The protest movement in Hong Kong moved into its 17th week on an increasingly escalatory and violent path as protesters and security forces clashed on China's National Day. With a controversial, nearly century-old emergency ordinance now on the table, the options available to Hong Kong's government and security forces to quell the protests are reaching their limit before the unwanted and costly option of an intervention by Beijing has to be seriously contemplated.
With its political will and space to make additional concessions to Hong Kong's protest movement narrowed, and with its security actions having failed to stifle four months of demonstrations, Hong Kong authorities are set to invoke a controversial colonial-era emergency ordinance and ban the wearing of masks. Chief Executive Carrie Lam is set to convene an Executive Council meeting on Oct 4 to discuss the anti-mask law along with other measures that, if approved, would take effect immediately. Even a limited application of the emergency ordinance effectively means the Hong Kong government is nearing the limit of what it can do to pacify the protests.

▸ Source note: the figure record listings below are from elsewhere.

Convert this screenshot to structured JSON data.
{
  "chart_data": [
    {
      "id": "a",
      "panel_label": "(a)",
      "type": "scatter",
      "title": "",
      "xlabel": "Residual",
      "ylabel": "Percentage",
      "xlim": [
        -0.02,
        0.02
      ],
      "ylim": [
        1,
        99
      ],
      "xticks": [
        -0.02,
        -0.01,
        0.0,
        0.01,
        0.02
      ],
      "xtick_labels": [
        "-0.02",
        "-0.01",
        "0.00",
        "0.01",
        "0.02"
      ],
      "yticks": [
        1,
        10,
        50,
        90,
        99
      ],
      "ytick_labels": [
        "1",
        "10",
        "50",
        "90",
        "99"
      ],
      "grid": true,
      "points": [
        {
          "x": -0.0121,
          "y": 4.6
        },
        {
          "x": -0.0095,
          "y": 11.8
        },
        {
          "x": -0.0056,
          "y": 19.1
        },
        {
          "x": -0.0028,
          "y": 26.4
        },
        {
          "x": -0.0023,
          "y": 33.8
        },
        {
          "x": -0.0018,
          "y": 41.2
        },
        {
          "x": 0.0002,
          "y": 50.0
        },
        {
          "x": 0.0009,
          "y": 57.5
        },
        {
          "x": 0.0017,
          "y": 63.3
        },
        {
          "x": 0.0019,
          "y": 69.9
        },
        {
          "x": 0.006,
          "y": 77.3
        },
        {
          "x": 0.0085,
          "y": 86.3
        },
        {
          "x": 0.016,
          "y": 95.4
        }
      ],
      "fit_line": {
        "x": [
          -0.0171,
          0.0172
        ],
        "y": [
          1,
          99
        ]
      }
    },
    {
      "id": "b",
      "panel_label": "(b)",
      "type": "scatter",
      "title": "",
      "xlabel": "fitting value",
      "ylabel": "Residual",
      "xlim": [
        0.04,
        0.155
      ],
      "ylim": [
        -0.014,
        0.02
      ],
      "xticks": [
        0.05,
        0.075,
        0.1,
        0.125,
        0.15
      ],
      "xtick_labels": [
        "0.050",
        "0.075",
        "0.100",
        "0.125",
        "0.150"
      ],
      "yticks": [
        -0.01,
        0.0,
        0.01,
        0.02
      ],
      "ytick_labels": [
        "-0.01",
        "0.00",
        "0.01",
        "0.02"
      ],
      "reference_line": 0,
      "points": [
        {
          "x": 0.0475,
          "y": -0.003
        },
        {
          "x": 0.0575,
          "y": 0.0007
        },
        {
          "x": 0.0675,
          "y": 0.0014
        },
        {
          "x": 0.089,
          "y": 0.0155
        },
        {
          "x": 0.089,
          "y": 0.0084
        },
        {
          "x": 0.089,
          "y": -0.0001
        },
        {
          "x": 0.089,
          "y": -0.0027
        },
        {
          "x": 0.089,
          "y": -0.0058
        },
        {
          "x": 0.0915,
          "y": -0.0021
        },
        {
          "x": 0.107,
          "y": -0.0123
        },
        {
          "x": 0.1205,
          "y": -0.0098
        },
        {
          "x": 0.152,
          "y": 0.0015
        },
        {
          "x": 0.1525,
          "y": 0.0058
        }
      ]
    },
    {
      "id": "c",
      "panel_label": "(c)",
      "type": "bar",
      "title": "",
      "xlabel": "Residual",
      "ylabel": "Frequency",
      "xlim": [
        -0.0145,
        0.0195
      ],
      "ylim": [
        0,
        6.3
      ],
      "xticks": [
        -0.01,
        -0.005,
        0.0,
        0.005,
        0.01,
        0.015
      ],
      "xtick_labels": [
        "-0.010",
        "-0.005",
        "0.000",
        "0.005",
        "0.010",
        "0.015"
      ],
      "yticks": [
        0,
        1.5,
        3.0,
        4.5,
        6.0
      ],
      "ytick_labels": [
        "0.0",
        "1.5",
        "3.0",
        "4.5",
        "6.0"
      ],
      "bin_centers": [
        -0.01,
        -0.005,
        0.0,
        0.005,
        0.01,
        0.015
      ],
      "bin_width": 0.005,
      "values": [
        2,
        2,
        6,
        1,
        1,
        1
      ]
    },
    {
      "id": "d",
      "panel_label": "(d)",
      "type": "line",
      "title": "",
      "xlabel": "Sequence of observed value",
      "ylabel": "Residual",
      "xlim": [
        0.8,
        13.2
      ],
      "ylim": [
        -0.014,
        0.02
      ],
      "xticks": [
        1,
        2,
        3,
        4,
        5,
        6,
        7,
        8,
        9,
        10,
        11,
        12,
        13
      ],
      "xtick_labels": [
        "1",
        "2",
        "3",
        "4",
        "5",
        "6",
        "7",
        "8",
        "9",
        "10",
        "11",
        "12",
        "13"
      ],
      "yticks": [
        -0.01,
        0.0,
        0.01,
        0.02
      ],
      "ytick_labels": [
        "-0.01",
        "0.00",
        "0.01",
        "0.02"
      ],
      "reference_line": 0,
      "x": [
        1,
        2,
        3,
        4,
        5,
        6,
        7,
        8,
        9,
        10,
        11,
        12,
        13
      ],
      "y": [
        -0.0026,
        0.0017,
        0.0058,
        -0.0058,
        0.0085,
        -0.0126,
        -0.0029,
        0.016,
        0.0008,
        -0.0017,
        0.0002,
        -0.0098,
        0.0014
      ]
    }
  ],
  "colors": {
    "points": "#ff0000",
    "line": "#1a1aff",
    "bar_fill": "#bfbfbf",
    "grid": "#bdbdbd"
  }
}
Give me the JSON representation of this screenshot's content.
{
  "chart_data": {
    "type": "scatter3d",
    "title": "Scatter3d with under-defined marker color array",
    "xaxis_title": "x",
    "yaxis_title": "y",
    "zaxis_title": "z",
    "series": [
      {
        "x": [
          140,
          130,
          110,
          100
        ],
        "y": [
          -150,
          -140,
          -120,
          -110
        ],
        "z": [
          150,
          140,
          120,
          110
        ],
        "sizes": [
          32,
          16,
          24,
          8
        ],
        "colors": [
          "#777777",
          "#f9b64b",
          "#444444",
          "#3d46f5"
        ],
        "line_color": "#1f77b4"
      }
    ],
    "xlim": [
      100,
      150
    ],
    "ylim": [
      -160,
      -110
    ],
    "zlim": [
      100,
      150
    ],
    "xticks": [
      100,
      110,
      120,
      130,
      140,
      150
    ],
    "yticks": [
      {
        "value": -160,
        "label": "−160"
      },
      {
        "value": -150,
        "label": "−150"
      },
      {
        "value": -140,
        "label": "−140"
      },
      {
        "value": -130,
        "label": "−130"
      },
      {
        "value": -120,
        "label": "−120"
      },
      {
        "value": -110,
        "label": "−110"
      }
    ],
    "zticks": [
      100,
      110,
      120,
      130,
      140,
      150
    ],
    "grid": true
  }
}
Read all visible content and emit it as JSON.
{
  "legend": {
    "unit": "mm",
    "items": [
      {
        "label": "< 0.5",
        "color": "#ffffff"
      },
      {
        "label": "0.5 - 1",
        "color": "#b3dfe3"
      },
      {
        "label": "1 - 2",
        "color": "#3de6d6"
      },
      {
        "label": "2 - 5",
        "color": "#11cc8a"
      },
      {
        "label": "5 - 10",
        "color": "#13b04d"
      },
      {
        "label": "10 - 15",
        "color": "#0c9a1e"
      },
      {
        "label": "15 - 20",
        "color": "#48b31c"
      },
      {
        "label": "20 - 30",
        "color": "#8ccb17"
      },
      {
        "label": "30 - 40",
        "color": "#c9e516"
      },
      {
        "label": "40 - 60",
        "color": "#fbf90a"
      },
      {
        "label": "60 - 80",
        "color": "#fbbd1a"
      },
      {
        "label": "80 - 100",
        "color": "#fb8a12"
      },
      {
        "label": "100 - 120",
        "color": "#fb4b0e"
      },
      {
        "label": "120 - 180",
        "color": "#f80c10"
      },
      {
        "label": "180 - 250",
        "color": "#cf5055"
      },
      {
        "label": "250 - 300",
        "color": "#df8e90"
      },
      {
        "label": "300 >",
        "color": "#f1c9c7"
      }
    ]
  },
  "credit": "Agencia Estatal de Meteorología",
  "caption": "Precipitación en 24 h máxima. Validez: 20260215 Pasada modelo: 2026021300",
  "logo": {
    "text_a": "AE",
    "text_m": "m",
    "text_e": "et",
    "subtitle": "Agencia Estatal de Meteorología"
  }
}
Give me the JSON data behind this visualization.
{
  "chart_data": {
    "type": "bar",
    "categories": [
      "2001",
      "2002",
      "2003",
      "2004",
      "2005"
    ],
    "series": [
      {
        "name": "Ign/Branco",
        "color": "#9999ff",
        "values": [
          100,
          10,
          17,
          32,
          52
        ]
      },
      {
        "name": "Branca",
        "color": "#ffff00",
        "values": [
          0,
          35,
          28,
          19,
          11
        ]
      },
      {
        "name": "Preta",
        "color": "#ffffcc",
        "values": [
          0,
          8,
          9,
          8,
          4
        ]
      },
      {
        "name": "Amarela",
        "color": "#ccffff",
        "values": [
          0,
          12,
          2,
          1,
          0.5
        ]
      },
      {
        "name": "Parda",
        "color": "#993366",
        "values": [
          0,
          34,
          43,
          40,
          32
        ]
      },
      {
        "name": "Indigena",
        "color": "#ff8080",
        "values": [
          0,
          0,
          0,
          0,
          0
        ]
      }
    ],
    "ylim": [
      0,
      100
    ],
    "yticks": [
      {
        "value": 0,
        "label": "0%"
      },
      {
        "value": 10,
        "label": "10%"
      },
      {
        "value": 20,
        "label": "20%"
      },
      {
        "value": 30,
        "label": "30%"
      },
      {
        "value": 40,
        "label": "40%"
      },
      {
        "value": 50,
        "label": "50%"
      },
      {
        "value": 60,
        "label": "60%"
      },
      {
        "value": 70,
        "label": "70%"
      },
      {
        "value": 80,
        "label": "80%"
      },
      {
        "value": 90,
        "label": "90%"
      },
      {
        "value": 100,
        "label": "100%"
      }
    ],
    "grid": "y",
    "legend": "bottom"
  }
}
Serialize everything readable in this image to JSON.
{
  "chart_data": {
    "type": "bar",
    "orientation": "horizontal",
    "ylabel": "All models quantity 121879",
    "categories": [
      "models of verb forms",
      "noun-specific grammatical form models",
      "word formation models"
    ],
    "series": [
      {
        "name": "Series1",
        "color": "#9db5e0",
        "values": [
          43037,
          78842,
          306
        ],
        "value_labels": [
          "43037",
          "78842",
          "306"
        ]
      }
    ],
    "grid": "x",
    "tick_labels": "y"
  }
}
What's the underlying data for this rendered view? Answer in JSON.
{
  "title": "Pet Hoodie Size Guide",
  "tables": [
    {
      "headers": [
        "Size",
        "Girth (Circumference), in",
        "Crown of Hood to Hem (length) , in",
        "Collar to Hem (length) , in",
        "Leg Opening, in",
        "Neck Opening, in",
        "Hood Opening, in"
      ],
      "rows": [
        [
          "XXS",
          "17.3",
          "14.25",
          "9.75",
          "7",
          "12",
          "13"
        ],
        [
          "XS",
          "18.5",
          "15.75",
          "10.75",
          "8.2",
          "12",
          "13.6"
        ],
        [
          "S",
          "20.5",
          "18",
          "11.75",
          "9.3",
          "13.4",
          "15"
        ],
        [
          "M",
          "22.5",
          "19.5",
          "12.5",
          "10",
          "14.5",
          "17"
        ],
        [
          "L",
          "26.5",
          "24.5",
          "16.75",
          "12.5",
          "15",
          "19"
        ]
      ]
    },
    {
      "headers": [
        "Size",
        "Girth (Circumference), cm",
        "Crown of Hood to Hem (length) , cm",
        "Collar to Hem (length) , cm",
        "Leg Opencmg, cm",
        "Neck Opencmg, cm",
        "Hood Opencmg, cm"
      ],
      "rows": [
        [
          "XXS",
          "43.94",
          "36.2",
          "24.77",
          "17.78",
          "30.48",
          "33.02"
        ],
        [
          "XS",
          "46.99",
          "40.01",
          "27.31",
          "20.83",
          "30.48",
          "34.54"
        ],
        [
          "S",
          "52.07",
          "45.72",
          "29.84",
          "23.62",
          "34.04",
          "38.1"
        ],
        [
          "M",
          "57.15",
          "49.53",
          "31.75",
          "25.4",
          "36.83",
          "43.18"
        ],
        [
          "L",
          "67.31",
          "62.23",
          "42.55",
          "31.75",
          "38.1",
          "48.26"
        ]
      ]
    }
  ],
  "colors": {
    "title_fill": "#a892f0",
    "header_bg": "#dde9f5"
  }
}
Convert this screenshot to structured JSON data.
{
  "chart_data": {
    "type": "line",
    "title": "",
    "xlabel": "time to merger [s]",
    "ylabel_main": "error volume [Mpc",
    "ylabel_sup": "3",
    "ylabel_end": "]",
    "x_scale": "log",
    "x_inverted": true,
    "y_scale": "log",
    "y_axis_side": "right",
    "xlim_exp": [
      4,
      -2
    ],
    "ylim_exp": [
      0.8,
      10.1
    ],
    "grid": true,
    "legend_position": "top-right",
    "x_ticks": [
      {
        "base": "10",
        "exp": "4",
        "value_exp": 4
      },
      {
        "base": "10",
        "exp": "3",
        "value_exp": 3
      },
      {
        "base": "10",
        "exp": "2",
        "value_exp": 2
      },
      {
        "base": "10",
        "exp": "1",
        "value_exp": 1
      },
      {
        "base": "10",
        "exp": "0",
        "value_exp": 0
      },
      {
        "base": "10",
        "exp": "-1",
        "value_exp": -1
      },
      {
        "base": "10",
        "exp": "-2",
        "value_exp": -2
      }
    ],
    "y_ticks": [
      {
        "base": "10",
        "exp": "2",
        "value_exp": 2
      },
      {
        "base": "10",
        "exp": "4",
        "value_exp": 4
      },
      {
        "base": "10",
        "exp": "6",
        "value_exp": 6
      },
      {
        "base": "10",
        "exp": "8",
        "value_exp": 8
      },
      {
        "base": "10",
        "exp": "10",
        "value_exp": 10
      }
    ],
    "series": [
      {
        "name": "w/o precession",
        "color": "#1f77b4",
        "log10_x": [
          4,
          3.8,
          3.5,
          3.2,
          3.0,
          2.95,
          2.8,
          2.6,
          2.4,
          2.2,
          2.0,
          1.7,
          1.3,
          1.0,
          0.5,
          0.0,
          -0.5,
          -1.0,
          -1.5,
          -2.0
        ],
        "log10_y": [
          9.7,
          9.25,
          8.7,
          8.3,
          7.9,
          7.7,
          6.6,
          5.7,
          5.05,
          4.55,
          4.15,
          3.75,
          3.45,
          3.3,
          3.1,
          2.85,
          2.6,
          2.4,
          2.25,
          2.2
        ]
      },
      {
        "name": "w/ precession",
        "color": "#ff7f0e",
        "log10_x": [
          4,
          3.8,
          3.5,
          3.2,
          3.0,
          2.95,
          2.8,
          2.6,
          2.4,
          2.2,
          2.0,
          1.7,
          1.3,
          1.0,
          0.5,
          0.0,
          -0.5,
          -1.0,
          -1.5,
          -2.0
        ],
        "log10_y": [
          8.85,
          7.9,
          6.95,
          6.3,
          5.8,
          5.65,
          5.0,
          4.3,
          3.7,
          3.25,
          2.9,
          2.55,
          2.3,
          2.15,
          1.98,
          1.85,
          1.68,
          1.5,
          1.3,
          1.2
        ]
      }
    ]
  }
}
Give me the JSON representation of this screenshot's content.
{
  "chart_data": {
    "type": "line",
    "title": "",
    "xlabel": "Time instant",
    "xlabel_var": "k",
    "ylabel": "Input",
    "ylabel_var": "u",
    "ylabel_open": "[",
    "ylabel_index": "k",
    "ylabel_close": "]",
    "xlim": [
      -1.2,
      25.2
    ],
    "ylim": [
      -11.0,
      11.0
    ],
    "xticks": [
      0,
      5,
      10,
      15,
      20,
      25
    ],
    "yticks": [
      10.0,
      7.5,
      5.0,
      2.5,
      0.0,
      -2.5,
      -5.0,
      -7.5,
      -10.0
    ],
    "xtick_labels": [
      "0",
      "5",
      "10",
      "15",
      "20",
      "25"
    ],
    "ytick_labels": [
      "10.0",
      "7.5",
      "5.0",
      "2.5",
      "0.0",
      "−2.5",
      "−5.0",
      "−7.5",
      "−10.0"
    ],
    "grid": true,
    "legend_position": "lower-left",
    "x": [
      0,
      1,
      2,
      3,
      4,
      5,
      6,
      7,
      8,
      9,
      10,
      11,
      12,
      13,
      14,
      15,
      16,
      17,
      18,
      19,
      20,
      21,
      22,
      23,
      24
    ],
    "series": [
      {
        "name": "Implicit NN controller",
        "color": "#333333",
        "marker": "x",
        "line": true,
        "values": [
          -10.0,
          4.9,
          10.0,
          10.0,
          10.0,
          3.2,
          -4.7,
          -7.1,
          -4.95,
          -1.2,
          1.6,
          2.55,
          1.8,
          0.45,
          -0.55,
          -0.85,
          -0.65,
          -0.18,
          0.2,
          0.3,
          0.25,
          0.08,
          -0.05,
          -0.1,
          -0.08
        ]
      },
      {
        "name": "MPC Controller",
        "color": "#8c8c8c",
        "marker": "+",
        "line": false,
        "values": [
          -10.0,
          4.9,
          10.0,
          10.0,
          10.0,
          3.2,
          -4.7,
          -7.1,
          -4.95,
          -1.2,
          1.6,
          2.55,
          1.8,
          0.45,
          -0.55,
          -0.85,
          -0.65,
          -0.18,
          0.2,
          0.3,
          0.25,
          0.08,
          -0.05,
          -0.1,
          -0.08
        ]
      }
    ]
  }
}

If implemented in full, the emergency ordinance would empower Lam to control the internet, seize key transport hubs, and arrest and deport protesters. But even limiting emergency measures to a ban on wearing masks (similar prohibitions exist in the United States, Canada and elsewhere, by the way) could raise significant legal issues, as the move would effectively bypass Hong Kong's legislature, and it will add yet another layer of political opposition to Hong Kong's embattled government. The law also risks further upsetting the city's business community and incurring international condemnation (politicians in the United States and the United Kingdom have warned against enforcing the emergency ordinance), concerns that previously had restrained Lam's administration. By ratcheting up its security and legal actions, however, Lam's administration will submit itself to these risks as it further defies a key protester demand — an independent investigation of police actions against protesters — by giving Hong Kong's security forces additional powers.
The prospect for even more vicious cycles of unrest and crackdown would further limit the space for political compromise and force the government into further expanding its emergency powers to include more extreme and much riskier options.
Indeed, the police and many pro-establishment politicians called on the government to take tougher action against protesters after violent protests on Oct. 1, China's National Day. It's far from certain that an anti-mask law alone would have a cooling effect on the demonstrations. It could even radicalize protesters to defy the law or adopt guerrilla tactics, which would try the ability of Hong Kong's already demoralized and weakened police force to enforce the measure. Indeed, almost every step police have taken to crack down on the protesters over the past four months has emboldened them to adopt more confrontational tactics and actions. The prospect for even more vicious cycles of unrest and crackdown would further limit the space for political compromise and force the government into further expanding its emergency powers to include more extreme and much riskier options, from widespread arrests to the seizure of the airport, subway and other transportation networks to a partial or citywide curfew that the police would be hard-pressed to enforce.
Crucially, Lam is weighing the option of invoking emergency powers shortly after her return from the National Day parade in Beijing, which at a minimum suggests a level of coordination with China's central government and possibly its consent. Beijing, which would certainly prefer that Lam's government and police handle the unrest, wants to avoid the high political and economic costs of an intervention, including immediate U.S. sanctions and disruption of its efforts to maintain its "one country, two systems" with regard to Hong Kong. This is especially true given that the protests have yet to reach the mainland and have become a point to rally patriotism. Still, as its doubling of security forces in its Hong Kong garrison and the continued presence of armed police forces in nearby Shenzhen indicate, costly options have never been off the table for Beijing. And while the full enforcement of Hong Kong's emergency ordinance could be seen as a measure of last resort by the city's government to try to stabilize the political situation and head off Beijing's intervention, any coordination between Hong Kong and Beijing on rolling out emergency powers also would arguably entail Beijing's preparing a contingency plan of its own, however unwilling it is to take that step or however costly it would be.